Second to Pandas is NumPy, a numerical computing library for Python. NumPy, or Numerical Python, is very powerful and includes a massive array of features that make complex mathematical operations much easier. NumPy is actually a core component of Pandas, Matplotlib, Seaborn, and Scikit Learn, so you’ll likely be using it unknowingly when you perform any data science task.
With Pandas being so powerful, and already providing access to NumPy code, I tend to find that I only rarely need to use raw NumPy, so the basics will likely see you have the skills you need for most projects. A few basic tutorials on the key functions and the way NumPy arrays work should be enough to get you up and running.
One of the key stages in any data science project is called Exploratory Data Analysis or EDA. This involves digging into the data to understand the statistical distributions, examine correlations and relationships between the data, look for outliers, and identify potential new features to engineer. To do any of these, and for creating any data-led reports, you’ll need to use a data visualisation library.
Most of the Python data visualisation libraries are based on the Matplotlib framework. However, this is quite verbose, so Pandas includes some common functionality built-in, while other packages, such as Seaborn, let you create Matplotlib code with greater ease via helpful “wrapper” functions. This means you can just learn a few bits of basic Seaborn, and some basic Matplotlib, and you’ll still be able to create visually appealing charts, plots, and graphs.
Finally, there is scikit-learn, or sklearn as it’s also known.

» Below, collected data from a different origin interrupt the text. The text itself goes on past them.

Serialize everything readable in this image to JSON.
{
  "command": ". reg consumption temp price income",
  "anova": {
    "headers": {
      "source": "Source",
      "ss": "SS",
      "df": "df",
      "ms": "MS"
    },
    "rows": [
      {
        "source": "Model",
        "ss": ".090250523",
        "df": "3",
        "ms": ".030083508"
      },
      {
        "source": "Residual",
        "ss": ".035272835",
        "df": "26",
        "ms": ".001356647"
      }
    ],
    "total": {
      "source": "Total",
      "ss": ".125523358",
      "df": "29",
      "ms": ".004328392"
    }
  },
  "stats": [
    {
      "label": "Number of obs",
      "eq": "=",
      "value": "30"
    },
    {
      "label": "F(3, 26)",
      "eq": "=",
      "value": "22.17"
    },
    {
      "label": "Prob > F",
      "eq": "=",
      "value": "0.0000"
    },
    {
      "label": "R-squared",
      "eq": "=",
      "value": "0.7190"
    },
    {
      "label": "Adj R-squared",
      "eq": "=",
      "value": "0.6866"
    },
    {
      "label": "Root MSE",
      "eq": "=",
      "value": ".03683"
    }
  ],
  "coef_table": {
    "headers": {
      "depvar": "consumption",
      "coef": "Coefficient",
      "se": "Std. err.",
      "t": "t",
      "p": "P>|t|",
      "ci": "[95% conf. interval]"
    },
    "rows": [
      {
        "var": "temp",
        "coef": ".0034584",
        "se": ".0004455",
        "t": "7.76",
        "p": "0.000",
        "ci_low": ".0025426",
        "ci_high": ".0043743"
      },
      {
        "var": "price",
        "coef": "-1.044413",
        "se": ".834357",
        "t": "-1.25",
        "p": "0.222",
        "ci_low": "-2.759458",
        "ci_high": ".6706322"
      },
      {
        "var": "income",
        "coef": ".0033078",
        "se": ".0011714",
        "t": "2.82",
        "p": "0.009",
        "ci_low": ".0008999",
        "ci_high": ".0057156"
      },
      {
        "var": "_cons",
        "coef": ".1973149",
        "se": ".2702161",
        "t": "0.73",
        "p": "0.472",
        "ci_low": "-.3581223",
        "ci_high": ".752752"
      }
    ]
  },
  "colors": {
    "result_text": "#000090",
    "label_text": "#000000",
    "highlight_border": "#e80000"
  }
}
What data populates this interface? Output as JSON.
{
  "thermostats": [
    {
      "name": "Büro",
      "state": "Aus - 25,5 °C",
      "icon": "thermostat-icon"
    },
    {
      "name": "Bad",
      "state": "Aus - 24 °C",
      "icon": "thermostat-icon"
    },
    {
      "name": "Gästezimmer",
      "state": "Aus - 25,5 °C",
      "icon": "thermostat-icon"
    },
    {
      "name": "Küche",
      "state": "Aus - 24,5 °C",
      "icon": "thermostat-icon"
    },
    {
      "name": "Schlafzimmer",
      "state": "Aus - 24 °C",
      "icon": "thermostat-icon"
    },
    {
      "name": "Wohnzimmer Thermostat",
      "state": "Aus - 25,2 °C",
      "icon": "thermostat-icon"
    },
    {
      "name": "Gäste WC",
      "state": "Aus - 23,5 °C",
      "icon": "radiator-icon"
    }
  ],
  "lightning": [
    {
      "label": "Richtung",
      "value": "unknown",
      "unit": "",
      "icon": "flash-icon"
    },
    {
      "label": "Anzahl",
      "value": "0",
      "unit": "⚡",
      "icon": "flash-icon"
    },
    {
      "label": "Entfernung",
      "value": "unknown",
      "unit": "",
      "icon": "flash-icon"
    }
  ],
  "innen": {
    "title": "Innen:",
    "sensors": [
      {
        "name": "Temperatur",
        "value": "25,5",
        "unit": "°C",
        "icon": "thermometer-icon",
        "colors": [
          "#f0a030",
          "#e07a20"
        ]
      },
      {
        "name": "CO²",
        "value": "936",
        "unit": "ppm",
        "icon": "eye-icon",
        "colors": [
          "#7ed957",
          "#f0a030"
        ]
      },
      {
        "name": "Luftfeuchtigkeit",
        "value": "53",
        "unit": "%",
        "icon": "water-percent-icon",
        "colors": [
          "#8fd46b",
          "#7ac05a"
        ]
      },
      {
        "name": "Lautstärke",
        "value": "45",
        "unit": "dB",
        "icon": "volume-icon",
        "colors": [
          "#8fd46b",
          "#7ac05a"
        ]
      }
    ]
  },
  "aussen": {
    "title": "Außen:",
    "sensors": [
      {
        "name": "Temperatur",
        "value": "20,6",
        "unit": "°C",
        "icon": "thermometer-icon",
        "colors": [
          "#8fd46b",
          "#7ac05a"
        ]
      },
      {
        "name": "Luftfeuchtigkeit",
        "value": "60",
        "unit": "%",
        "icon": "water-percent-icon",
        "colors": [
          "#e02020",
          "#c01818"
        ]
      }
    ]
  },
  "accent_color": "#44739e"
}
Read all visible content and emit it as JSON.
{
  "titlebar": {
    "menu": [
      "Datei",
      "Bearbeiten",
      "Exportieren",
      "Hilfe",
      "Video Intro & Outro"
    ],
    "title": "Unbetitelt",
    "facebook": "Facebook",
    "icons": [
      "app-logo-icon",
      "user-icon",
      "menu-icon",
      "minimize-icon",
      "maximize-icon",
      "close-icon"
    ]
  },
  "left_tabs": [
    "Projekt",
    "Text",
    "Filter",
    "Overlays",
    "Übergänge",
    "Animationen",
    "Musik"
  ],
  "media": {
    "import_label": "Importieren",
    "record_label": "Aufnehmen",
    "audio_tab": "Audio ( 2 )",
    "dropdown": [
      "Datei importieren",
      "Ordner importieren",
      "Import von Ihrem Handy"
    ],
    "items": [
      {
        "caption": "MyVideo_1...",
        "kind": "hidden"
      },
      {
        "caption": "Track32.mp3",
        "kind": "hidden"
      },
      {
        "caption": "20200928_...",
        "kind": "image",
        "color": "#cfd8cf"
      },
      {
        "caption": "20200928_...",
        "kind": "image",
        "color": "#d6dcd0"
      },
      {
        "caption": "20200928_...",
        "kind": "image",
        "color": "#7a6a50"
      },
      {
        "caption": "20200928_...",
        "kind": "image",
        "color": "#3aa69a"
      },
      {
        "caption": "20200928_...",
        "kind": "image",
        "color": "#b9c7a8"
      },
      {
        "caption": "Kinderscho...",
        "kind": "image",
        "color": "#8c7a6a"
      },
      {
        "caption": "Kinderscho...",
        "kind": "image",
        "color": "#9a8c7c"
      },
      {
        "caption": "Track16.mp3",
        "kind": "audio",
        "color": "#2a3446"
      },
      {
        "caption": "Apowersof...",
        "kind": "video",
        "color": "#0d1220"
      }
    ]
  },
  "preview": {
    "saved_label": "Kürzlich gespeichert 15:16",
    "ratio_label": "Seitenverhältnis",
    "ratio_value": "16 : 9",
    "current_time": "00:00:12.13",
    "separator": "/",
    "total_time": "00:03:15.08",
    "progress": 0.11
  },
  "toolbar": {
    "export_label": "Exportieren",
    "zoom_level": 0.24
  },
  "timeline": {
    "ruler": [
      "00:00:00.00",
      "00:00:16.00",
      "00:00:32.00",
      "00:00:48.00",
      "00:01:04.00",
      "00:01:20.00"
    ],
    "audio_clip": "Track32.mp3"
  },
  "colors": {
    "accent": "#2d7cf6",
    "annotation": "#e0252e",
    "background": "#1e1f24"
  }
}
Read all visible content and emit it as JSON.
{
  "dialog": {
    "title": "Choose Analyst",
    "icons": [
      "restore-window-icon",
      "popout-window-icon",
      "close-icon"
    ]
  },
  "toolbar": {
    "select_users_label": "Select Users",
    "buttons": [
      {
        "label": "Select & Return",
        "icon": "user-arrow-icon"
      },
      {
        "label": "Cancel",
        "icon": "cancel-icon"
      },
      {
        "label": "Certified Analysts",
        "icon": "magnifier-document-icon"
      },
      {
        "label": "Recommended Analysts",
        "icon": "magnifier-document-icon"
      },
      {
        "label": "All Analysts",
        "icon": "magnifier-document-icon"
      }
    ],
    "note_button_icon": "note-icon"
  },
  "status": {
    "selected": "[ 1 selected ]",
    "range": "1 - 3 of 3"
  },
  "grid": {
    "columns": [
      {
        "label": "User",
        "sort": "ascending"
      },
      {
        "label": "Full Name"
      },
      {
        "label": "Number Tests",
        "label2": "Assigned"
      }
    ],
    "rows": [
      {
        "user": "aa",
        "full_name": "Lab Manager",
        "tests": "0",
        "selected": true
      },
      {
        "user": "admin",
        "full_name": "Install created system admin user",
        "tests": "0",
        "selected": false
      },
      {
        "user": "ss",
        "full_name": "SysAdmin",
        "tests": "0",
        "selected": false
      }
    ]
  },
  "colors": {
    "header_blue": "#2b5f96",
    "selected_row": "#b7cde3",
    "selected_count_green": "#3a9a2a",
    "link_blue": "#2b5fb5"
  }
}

This is an amazing Python data science library which includes a massive range of pre-written algorithms covering almost every type of machine learning application you can imagine. All scikit-learn algorithms can be accessed and used in a standardised syntax, which means they’re all relatively simple to pick up, once you know the basics.
scikit-learn works alongside Pandas and NumPy, so you’ll likely use all three at once, performing the data loading, manipulation, and cleansing in Pandas, doing some numerical work in NumPy, and then running the model in scikit-learn.
This library is an incredible tool for data scientists, because it provides access to peer-reviewed algorithm code that you can use in your projects without the need to try to implement the algorithms yourself. It has allowed data scientists to employ powerful model selection steps where they can test a wide range of different algorithms on their data to find the most effective, something that just wouldn’t have been viable before.
While there are loads of other Python data science libraries, it’s Pandas, NumPy, Matplotlib and Seaborn, and scikit-learn that you’re likely to use almost every day. Master these four packages first, and you’ll be able to perform the vast majority of common data science tasks.
There are loads of great websites that provide excellent guidance on using these packages - Machine Learning Mastery is my particular favourite - as well as dozens of great Python data science courses. If you’re looking for a quick way to get to grips with the key things, I’d highly recommend the Kaggle course as a starting point.
Matt Clarke, Sunday, March 07, 2021